General legal issues

Stamp Duty Land Tax

Stamp Duty Land Tax

Stamp Duty Land Tax is a tax payable on property transactions, principally leases and transfers of freeholds.

  • The tax is generally payable on completion of a contract to sell a property or grant a lease, or on the grant of a lease without any contract. However, the tax could be payable at an earlier stage if the organisation enters onto or into the property before the formal completion date.
  • The amount of SDLT is calculated on the purchase price of the property or the total rent arising over the term of the lease.
  • Charities are generally exempt from Stamp Duty Land Tax but the transaction must not have been entered into for the purpose of avoiding tax.
  • The property must also be used for one of two qualifying purposes: in furtherance of the charitable purposes of the purchaser or of another charity; or as an investment from which the profits are applied to the charitable purposes of the purchaser (includes letting at market value).
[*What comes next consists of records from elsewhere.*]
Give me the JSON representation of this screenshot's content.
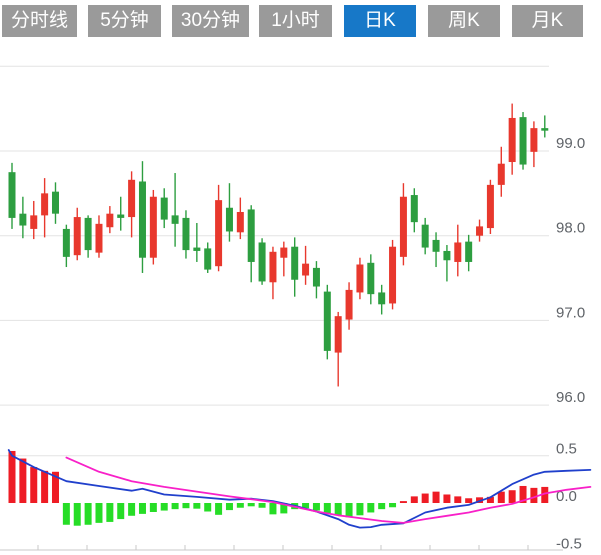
{
  "toolbar": {
    "tabs": [
      {
        "label": "分时线",
        "active": false
      },
      {
        "label": "5分钟",
        "active": false
      },
      {
        "label": "30分钟",
        "active": false
      },
      {
        "label": "1小时",
        "active": false
      },
      {
        "label": "日K",
        "active": true
      },
      {
        "label": "周K",
        "active": false
      },
      {
        "label": "月K",
        "active": false
      }
    ],
    "tab_bg": "#9a9a9a",
    "tab_active_bg": "#1778c8",
    "tab_text_color": "#ffffff"
  },
  "chart_data": {
    "type": "candlestick+macd",
    "legend_position": "none",
    "grid": true,
    "colors": {
      "up": "#e8382d",
      "down": "#2d9e40",
      "macd_up": "#ee1c25",
      "macd_down": "#26dd26",
      "dif_line": "#2040cc",
      "dea_line": "#f820c8",
      "gridline": "#e3e3e3",
      "axis_line": "#c8c8c8",
      "axis_label": "#5f6368"
    },
    "price_panel": {
      "ylim": [
        95.7,
        100.0
      ],
      "grid_values": [
        100.0,
        99.0,
        98.0,
        97.0,
        96.0
      ],
      "y_ticks": [
        {
          "value": 99.0,
          "label": "99.0"
        },
        {
          "value": 98.0,
          "label": "98.0"
        },
        {
          "value": 97.0,
          "label": "97.0"
        },
        {
          "value": 96.0,
          "label": "96.0"
        }
      ],
      "candles_ohlc": [
        [
          98.75,
          98.86,
          98.08,
          98.21
        ],
        [
          98.26,
          98.46,
          97.97,
          98.12
        ],
        [
          98.08,
          98.41,
          97.96,
          98.24
        ],
        [
          98.24,
          98.68,
          97.98,
          98.5
        ],
        [
          98.52,
          98.63,
          98.14,
          98.26
        ],
        [
          98.08,
          98.13,
          97.63,
          97.75
        ],
        [
          97.77,
          98.33,
          97.71,
          98.22
        ],
        [
          98.21,
          98.24,
          97.74,
          97.83
        ],
        [
          97.8,
          98.24,
          97.74,
          98.14
        ],
        [
          98.1,
          98.35,
          98.03,
          98.26
        ],
        [
          98.25,
          98.46,
          98.06,
          98.21
        ],
        [
          98.22,
          98.76,
          97.98,
          98.66
        ],
        [
          98.64,
          98.88,
          97.56,
          97.74
        ],
        [
          97.74,
          98.54,
          97.66,
          98.46
        ],
        [
          98.45,
          98.56,
          98.09,
          98.19
        ],
        [
          98.24,
          98.74,
          97.87,
          98.14
        ],
        [
          98.21,
          98.3,
          97.73,
          97.83
        ],
        [
          97.86,
          98.15,
          97.69,
          97.82
        ],
        [
          97.85,
          97.92,
          97.56,
          97.6
        ],
        [
          97.64,
          98.6,
          97.58,
          98.42
        ],
        [
          98.33,
          98.62,
          97.93,
          98.05
        ],
        [
          98.04,
          98.45,
          97.96,
          98.28
        ],
        [
          98.31,
          98.36,
          97.45,
          97.69
        ],
        [
          97.92,
          97.97,
          97.42,
          97.46
        ],
        [
          97.45,
          97.87,
          97.25,
          97.81
        ],
        [
          97.74,
          97.93,
          97.52,
          97.86
        ],
        [
          97.87,
          97.98,
          97.28,
          97.48
        ],
        [
          97.53,
          97.88,
          97.42,
          97.67
        ],
        [
          97.62,
          97.7,
          97.26,
          97.4
        ],
        [
          97.34,
          97.42,
          96.54,
          96.64
        ],
        [
          96.62,
          97.1,
          96.22,
          97.05
        ],
        [
          97.01,
          97.45,
          96.89,
          97.36
        ],
        [
          97.33,
          97.74,
          97.25,
          97.66
        ],
        [
          97.68,
          97.78,
          97.19,
          97.31
        ],
        [
          97.33,
          97.42,
          97.07,
          97.19
        ],
        [
          97.2,
          97.95,
          97.13,
          97.87
        ],
        [
          97.75,
          98.62,
          97.65,
          98.46
        ],
        [
          98.48,
          98.56,
          98.04,
          98.16
        ],
        [
          98.13,
          98.21,
          97.78,
          97.86
        ],
        [
          97.95,
          98.04,
          97.63,
          97.81
        ],
        [
          97.82,
          97.89,
          97.46,
          97.71
        ],
        [
          97.69,
          98.13,
          97.52,
          97.92
        ],
        [
          97.93,
          98.01,
          97.58,
          97.69
        ],
        [
          98.0,
          98.19,
          97.93,
          98.11
        ],
        [
          98.09,
          98.66,
          98.02,
          98.6
        ],
        [
          98.6,
          99.05,
          98.46,
          98.85
        ],
        [
          98.87,
          99.56,
          98.72,
          99.39
        ],
        [
          99.4,
          99.46,
          98.78,
          98.84
        ],
        [
          98.99,
          99.35,
          98.81,
          99.27
        ],
        [
          99.27,
          99.42,
          99.16,
          99.24
        ]
      ]
    },
    "macd_panel": {
      "ylim": [
        -0.5,
        0.5
      ],
      "grid_values": [
        0.5
      ],
      "y_ticks": [
        {
          "value": 0.5,
          "label": "0.5"
        },
        {
          "value": 0.0,
          "label": "0.0"
        },
        {
          "value": -0.5,
          "label": "-0.5"
        }
      ],
      "histogram": [
        0.55,
        0.47,
        0.38,
        0.34,
        0.33,
        -0.23,
        -0.24,
        -0.23,
        -0.21,
        -0.2,
        -0.17,
        -0.135,
        -0.115,
        -0.095,
        -0.08,
        -0.065,
        -0.055,
        -0.06,
        -0.09,
        -0.125,
        -0.075,
        -0.05,
        -0.035,
        -0.05,
        -0.12,
        -0.11,
        -0.065,
        -0.055,
        -0.08,
        -0.11,
        -0.13,
        -0.15,
        -0.13,
        -0.1,
        -0.065,
        -0.045,
        0.02,
        0.07,
        0.1,
        0.12,
        0.09,
        0.07,
        0.05,
        0.06,
        0.065,
        0.12,
        0.135,
        0.18,
        0.16,
        0.17
      ],
      "dif_points": [
        [
          -0.3,
          0.56
        ],
        [
          0,
          0.5
        ],
        [
          2,
          0.38
        ],
        [
          5,
          0.23
        ],
        [
          8,
          0.18
        ],
        [
          11,
          0.13
        ],
        [
          12,
          0.15
        ],
        [
          14,
          0.09
        ],
        [
          17,
          0.065
        ],
        [
          20,
          0.035
        ],
        [
          22,
          0.045
        ],
        [
          24,
          0.02
        ],
        [
          26,
          -0.03
        ],
        [
          28,
          -0.09
        ],
        [
          30,
          -0.17
        ],
        [
          31,
          -0.23
        ],
        [
          32,
          -0.26
        ],
        [
          33,
          -0.255
        ],
        [
          34,
          -0.23
        ],
        [
          36,
          -0.215
        ],
        [
          38,
          -0.1
        ],
        [
          40,
          -0.05
        ],
        [
          42,
          -0.02
        ],
        [
          44,
          0.06
        ],
        [
          46,
          0.2
        ],
        [
          48,
          0.3
        ],
        [
          49,
          0.33
        ],
        [
          51,
          0.34
        ],
        [
          53.2,
          0.35
        ]
      ],
      "dea_points": [
        [
          5,
          0.48
        ],
        [
          8,
          0.33
        ],
        [
          11,
          0.23
        ],
        [
          14,
          0.17
        ],
        [
          17,
          0.12
        ],
        [
          20,
          0.07
        ],
        [
          22,
          0.04
        ],
        [
          24,
          0.01
        ],
        [
          26,
          -0.04
        ],
        [
          28,
          -0.09
        ],
        [
          30,
          -0.13
        ],
        [
          32,
          -0.16
        ],
        [
          34,
          -0.19
        ],
        [
          36,
          -0.21
        ],
        [
          38,
          -0.17
        ],
        [
          40,
          -0.135
        ],
        [
          42,
          -0.1
        ],
        [
          44,
          -0.05
        ],
        [
          46,
          -0.01
        ],
        [
          48,
          0.06
        ],
        [
          49,
          0.1
        ],
        [
          51,
          0.14
        ],
        [
          53.2,
          0.17
        ]
      ]
    },
    "x_axis": {
      "tick_xs": [
        38,
        87,
        136,
        185,
        234,
        283,
        332,
        381,
        430,
        479,
        528
      ],
      "labels": []
    }
  }
}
  • However if the charity purchaser ceases to be established for charitable purposes within three years, then the charge to SDLT can arise.  This could include conversion of a charity into a Community Interest Company, even though the property itself would probably continue to be held on trust for charitable purposes.
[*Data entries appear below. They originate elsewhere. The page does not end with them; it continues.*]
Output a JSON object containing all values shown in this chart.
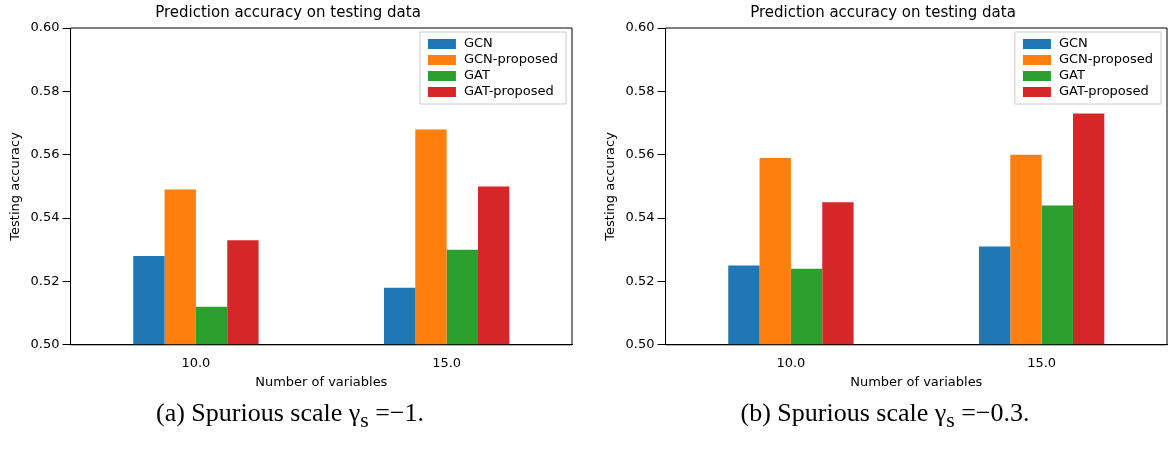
{
  "chart_data": [
    {
      "type": "bar",
      "title": "Prediction accuracy on testing data",
      "xlabel": "Number of variables",
      "ylabel": "Testing accuracy",
      "categories": [
        "10.0",
        "15.0"
      ],
      "series": [
        {
          "name": "GCN",
          "color": "#1f77b4",
          "values": [
            0.528,
            0.518
          ]
        },
        {
          "name": "GCN-proposed",
          "color": "#ff7f0e",
          "values": [
            0.549,
            0.568
          ]
        },
        {
          "name": "GAT",
          "color": "#2ca02c",
          "values": [
            0.512,
            0.53
          ]
        },
        {
          "name": "GAT-proposed",
          "color": "#d62728",
          "values": [
            0.533,
            0.55
          ]
        }
      ],
      "ylim": [
        0.5,
        0.6
      ],
      "yticks": [
        {
          "value": 0.5,
          "label": "0.50"
        },
        {
          "value": 0.52,
          "label": "0.52"
        },
        {
          "value": 0.54,
          "label": "0.54"
        },
        {
          "value": 0.56,
          "label": "0.56"
        },
        {
          "value": 0.58,
          "label": "0.58"
        },
        {
          "value": 0.6,
          "label": "0.60"
        }
      ],
      "legend": "top right",
      "annotations": [
        "(a) Spurious scale γ$_{s}$ =−1."
      ]
    },
    {
      "type": "bar",
      "title": "Prediction accuracy on testing data",
      "xlabel": "Number of variables",
      "ylabel": "Testing accuracy",
      "categories": [
        "10.0",
        "15.0"
      ],
      "series": [
        {
          "name": "GCN",
          "color": "#1f77b4",
          "values": [
            0.525,
            0.531
          ]
        },
        {
          "name": "GCN-proposed",
          "color": "#ff7f0e",
          "values": [
            0.559,
            0.56
          ]
        },
        {
          "name": "GAT",
          "color": "#2ca02c",
          "values": [
            0.524,
            0.544
          ]
        },
        {
          "name": "GAT-proposed",
          "color": "#d62728",
          "values": [
            0.545,
            0.573
          ]
        }
      ],
      "ylim": [
        0.5,
        0.6
      ],
      "yticks": [
        {
          "value": 0.5,
          "label": "0.50"
        },
        {
          "value": 0.52,
          "label": "0.52"
        },
        {
          "value": 0.54,
          "label": "0.54"
        },
        {
          "value": 0.56,
          "label": "0.56"
        },
        {
          "value": 0.58,
          "label": "0.58"
        },
        {
          "value": 0.6,
          "label": "0.60"
        }
      ],
      "legend": "top right",
      "annotations": [
        "(b) Spurious scale γ$_{s}$ =−0.3."
      ]
    }
  ]
}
  • Furthermore, if the purchaser (i.e. not someone who has acquired the property from the purchaser) uses the subject-matter of the transaction, or any interest or right derived from it, otherwise than for qualifying charitable purposes within three years of acquisition, there will be a potential tax charge.  In most cases, it is difficult to see how such a circumstance could lawfully arise for a charity, since their trusts will require them to hold the property either as an investment or for charitable purposes.
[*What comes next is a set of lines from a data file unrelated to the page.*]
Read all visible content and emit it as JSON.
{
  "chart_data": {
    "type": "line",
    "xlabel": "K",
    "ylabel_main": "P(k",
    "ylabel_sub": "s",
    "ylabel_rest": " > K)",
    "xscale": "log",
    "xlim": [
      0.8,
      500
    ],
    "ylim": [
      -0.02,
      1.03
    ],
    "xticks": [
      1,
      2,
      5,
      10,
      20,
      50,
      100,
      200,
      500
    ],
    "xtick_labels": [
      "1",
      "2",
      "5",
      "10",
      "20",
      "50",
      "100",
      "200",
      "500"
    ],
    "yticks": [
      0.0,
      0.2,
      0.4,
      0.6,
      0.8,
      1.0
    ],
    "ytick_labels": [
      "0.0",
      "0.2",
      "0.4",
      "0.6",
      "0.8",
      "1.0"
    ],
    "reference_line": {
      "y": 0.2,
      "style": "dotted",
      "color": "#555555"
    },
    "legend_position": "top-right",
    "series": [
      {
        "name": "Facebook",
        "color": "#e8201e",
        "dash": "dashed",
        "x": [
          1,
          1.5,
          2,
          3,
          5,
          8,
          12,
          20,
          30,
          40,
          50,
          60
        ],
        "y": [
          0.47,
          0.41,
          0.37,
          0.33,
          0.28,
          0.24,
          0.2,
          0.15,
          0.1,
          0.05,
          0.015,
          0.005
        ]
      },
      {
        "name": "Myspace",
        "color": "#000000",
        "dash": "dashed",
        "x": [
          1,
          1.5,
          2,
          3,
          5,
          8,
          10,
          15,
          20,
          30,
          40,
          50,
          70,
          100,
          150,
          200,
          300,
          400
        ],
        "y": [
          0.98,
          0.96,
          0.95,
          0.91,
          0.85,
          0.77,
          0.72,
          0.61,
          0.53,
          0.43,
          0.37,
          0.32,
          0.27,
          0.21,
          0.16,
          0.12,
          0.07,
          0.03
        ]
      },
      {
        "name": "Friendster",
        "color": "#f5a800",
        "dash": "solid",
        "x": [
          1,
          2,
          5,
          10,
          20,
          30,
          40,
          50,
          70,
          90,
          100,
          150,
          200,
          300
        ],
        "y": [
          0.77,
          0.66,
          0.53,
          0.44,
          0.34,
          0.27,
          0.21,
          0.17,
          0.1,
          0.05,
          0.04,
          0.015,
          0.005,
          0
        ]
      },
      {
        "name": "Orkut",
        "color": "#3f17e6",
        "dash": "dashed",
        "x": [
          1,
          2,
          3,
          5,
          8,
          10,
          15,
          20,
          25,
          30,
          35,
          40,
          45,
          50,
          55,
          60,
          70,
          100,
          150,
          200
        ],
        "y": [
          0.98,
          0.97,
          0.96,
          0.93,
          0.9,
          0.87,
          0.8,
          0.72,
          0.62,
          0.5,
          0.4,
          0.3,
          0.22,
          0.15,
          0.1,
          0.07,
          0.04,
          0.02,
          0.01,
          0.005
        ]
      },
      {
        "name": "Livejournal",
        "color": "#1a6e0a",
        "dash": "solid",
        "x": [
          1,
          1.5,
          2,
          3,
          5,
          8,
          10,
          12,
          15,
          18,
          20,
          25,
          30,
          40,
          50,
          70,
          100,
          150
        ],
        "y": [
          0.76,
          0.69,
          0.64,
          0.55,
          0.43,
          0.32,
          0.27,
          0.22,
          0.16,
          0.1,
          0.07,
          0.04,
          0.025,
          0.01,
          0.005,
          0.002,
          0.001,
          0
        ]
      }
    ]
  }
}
  • If most of the land is not intended to be retained and used for a qualifying charitable purpose, then the whole of the property purchased will be subject to SDLT in the usual way.  However, if the greater part of the property is acquired with the intention that it is to be used for a qualifying charitable purpose, there is no initial SDLT charge.  However, if a proportion of the land is subsequently sold as planned it will be subject to a SDLT charge.